Écusson de manche des volontaires croates de la Waffen-SS Division Handschar
L'écusson de manche de la 13e Division de montagne de la Waffen-SS “Handschar” (croate n° 1) représente un document significatif de l'histoire complexe de la Waffen-SS pendant la Seconde Guerre mondiale. Cette unité, composée principalement de volontaires musulmans bosniaques, a été créée en 1943 dans le cadre des efforts de guerre allemands dans les Balkans.
La division fut fondée en février 1943 sur ordre d'Heinrich Himmler et fut l'une des premières divisions SS non germaniques. Le nom “Handschar” fait référence à un cimeterre traditionnel croate et symbolisait l'identité culturelle des recrues. La formation s'inscrivait dans le contexte de la guerre des partisans en Yougoslavie, où la Wehrmacht allemande faisait face à une résistance considérable.
L'écusson de manche présente typiquement l'emblème caractéristique de la division : un bras pointant vers la droite avec un cimeterre tiré (Handschar) au-dessus d'une croix gammée. Le design visait à représenter le lien entre la tradition islamique de la région et l'idéologie SS. L'exécution brodée RZM décrite ici fait référence au Reichszeugmeisterei, l'office central d'approvisionnement du NSDAP, responsable du contrôle de qualité et de la standardisation des pièces d'uniformes et des insignes.
Le recrutement pour la division commença au printemps 1943, principalement dans l'État indépendant de Croatie (Nezavisna Država Hrvatska), un État satellite du Troisième Reich. Environ 21 000 hommes, principalement des musulmans bosniaques, se portèrent volontaires ou furent recrutés. La motivation des volontaires était diverse : protection contre les Tchetniks serbes, difficultés économiques, anticommunisme et, dans certains cas, sympathie réelle pour les puissances de l'Axe.
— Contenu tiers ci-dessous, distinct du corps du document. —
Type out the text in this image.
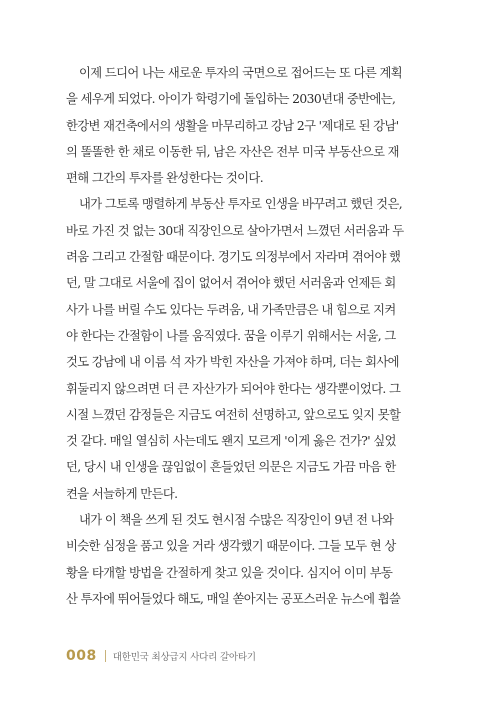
이제 드디어 나는 새로운 투자의 국면으로 접어드는 또 다른 계획
을 세우게 되었다. 아이가 학령기에 돌입하는 2030년대 중반에는,
한강변 재건축에서의 생활을 마무리하고 강남 2구 '제대로 된 강남'
의 똘똘한 한 채로 이동한 뒤, 남은 자산은 전부 미국 부동산으로 재
편해 그간의 투자를 완성한다는 것이다.
내가 그토록 맹렬하게 부동산 투자로 인생을 바꾸려고 했던 것은,
바로 가진 것 없는 30대 직장인으로 살아가면서 느꼈던 서러움과 두
려움 그리고 간절함 때문이다. 경기도 의정부에서 자라며 겪어야 했
던, 말 그대로 서울에 집이 없어서 겪어야 했던 서러움과 언제든 회
사가 나를 버릴 수도 있다는 두려움, 내 가족만큼은 내 힘으로 지켜
야 한다는 간절함이 나를 움직였다. 꿈을 이루기 위해서는 서울, 그
것도 강남에 내 이름 석 자가 박힌 자산을 가져야 하며, 더는 회사에
휘둘리지 않으려면 더 큰 자산가가 되어야 한다는 생각뿐이었다. 그
시절 느꼈던 감정들은 지금도 여전히 선명하고, 앞으로도 잊지 못할
것 같다. 매일 열심히 사는데도 왠지 모르게 '이게 옳은 건가?' 싶었
던, 당시 내 인생을 끊임없이 흔들었던 의문은 지금도 가끔 마음 한
켠을 서늘하게 만든다.
내가 이 책을 쓰게 된 것도 현시점 수많은 직장인이 9년 전 나와
비슷한 심정을 품고 있을 거라 생각했기 때문이다. 그들 모두 현 상
황을 타개할 방법을 간절하게 찾고 있을 것이다. 심지어 이미 부동
산 투자에 뛰어들었다 해도, 매일 쏟아지는 공포스러운 뉴스에 휩쓸
008 대한민국 최상급지 사다리 갈아타기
L'entraînement de la division eut lieu initialement en France, au camp d'entraînement du Puy puis plus tard à Neuhammer en Silésie. Pendant cette période, cependant, des problèmes significatifs survinrent, incluant une mutinerie en septembre 1943, lors de laquelle certaines recrues désertèrent. La division ne fut déclarée opérationnelle qu'en mars 1944.
Le déploiement de la division se limita principalement aux opérations anti-partisans en Bosnie, Herzégovine et nord-est de la Croatie. L'unité fut impliquée dans de nombreux crimes de guerre contre la population civile, particulièrement contre les communautés serbes et juives. Cette histoire sombre fait des objets de cette division des artefacts historiques controversés.
L'exécution technique de l'écusson de manche suivait les strictes réglementations vestimentaires SS. Les insignes brodés RZM étaient fabriqués à la machine sur un support en tissu et se caractérisaient par un travail précis. L'exemplaire non porté démontre la haute qualité de la production militaire allemande même dans les dernières années de guerre.
Avec l'avancée de l'Armée rouge à l'automne 1944, la division fut transférée en Hongrie, où elle combattit les troupes soviétiques. Cependant, l'efficacité au combat de l'unité était limitée, et les désertions étaient fréquentes. Au printemps 1945, la division se retira en Autriche, où elle se rendit aux forces britanniques en mai 1945.
Après la guerre, de nombreux membres de la division furent livrés à la Yougoslavie, où ils furent jugés pour crimes de guerre. L'histoire de la division Handschar reste un chapitre douloureux de l'histoire des Balkans et illustre la complexité des conflits ethniques et religieux pendant la Seconde Guerre mondiale.
Du point de vue des collectionneurs, les écussons de manche de cette division sont relativement rares, car l'unité n'exista qu'environ deux ans et la production fut limitée. Les exemplaires non portés en bon état sont particulièrement rares, car beaucoup furent détruits après la guerre. De tels objets servent aujourd'hui de témoins historiques importants d'une période tragique et devraient être considérés dans le contexte de l'éducation et de la recherche historique.